Pforzheim/Karlsruhe. Wohl erst Mitte November – und damit ein knappes halbes Jahr später als geplant – wird darüber entschieden, ob ein in Pforzheim verurteilter, in Bruchsal einsitzender Schwerverbrecher, nach zehn Jahren verbüßter Haft wieder auf freien Fuß kommt. Oder ob die am 6. November zur Anhörung tagende Große Strafvollstreckungskammer des Landgerichts Karlsruhe unter Vorsitz von Eric Werner (diesen Termin nannte Gerichtssprecherin Carolin Kley auf PZ-Anfrage) entscheidet, dass Sven K. (Name geändert) weiterhin in Sicherungsverwahrung bleiben muss.

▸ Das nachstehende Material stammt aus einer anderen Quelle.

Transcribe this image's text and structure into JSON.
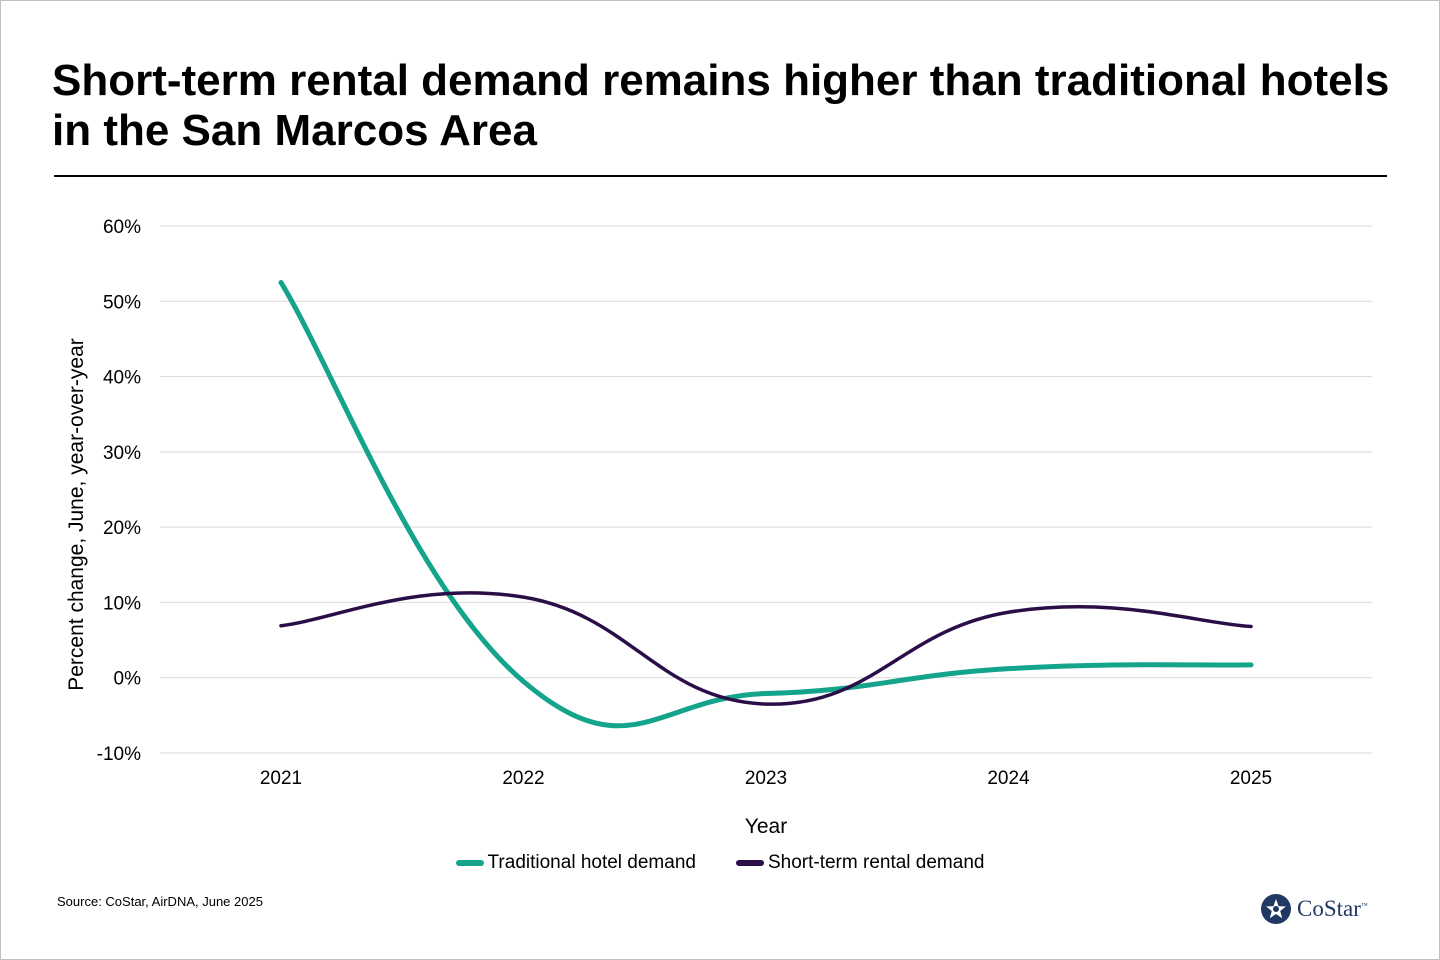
{
  "title": "Short-term rental demand remains higher than traditional hotels in the San Marcos Area",
  "source": "Source: CoStar,  AirDNA, June 2025",
  "logo": {
    "name": "costar-logo",
    "text": "CoStar",
    "tm": "™",
    "color": "#1f3864"
  },
  "chart_data": {
    "type": "line",
    "x": [
      "2021",
      "2022",
      "2023",
      "2024",
      "2025"
    ],
    "xlabel": "Year",
    "ylabel": "Percent change,  June, year-over-year",
    "ylim": [
      -10,
      60
    ],
    "yticks": [
      60,
      50,
      40,
      30,
      20,
      10,
      0,
      -10
    ],
    "ytick_labels": [
      "60%",
      "50%",
      "40%",
      "30%",
      "20%",
      "10%",
      "0%",
      "-10%"
    ],
    "grid": true,
    "legend_position": "bottom",
    "smoothed": true,
    "series": [
      {
        "name": "Traditional hotel demand",
        "color": "#14a38b",
        "values": [
          52.5,
          -0.5,
          -2.1,
          1.2,
          1.7
        ]
      },
      {
        "name": "Short-term rental demand",
        "color": "#2a0e47",
        "values": [
          6.9,
          10.7,
          -3.5,
          8.7,
          6.8
        ]
      }
    ]
  }
}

Der heute 37-Jährige war im Juni 2009 schuldig gesprochen worden, als Hauptangeklagter am 21. Oktober 2008 einen 25-jährigen Mann in einem Appartement an der Durlacher Straße brutal vergewaltigt zu haben. Zehn Jahre lautete das Urteil der Großen Auswärtigen Strafkammer – mit Sicherungsverwahrung wegen der besonderen Schwere der Schuld. Die Kammer nannte dies in der revisionsfesten Urteilsbegründung „verhältnismäßig“, weil weniger einschneidende Maßnahmen zur Abwendung der von Sven K. ausgehenden „erheblichen Gefahr für die Allgemeinheit“ nicht zur Verfügung stünden.
Wird sich die Strafvollstreckungskammer dem anschließen? Und der Argumentation der Staatsanwaltschaft, die dem Ansinnen von Sven K.s Anwalt entschieden entgegentritt?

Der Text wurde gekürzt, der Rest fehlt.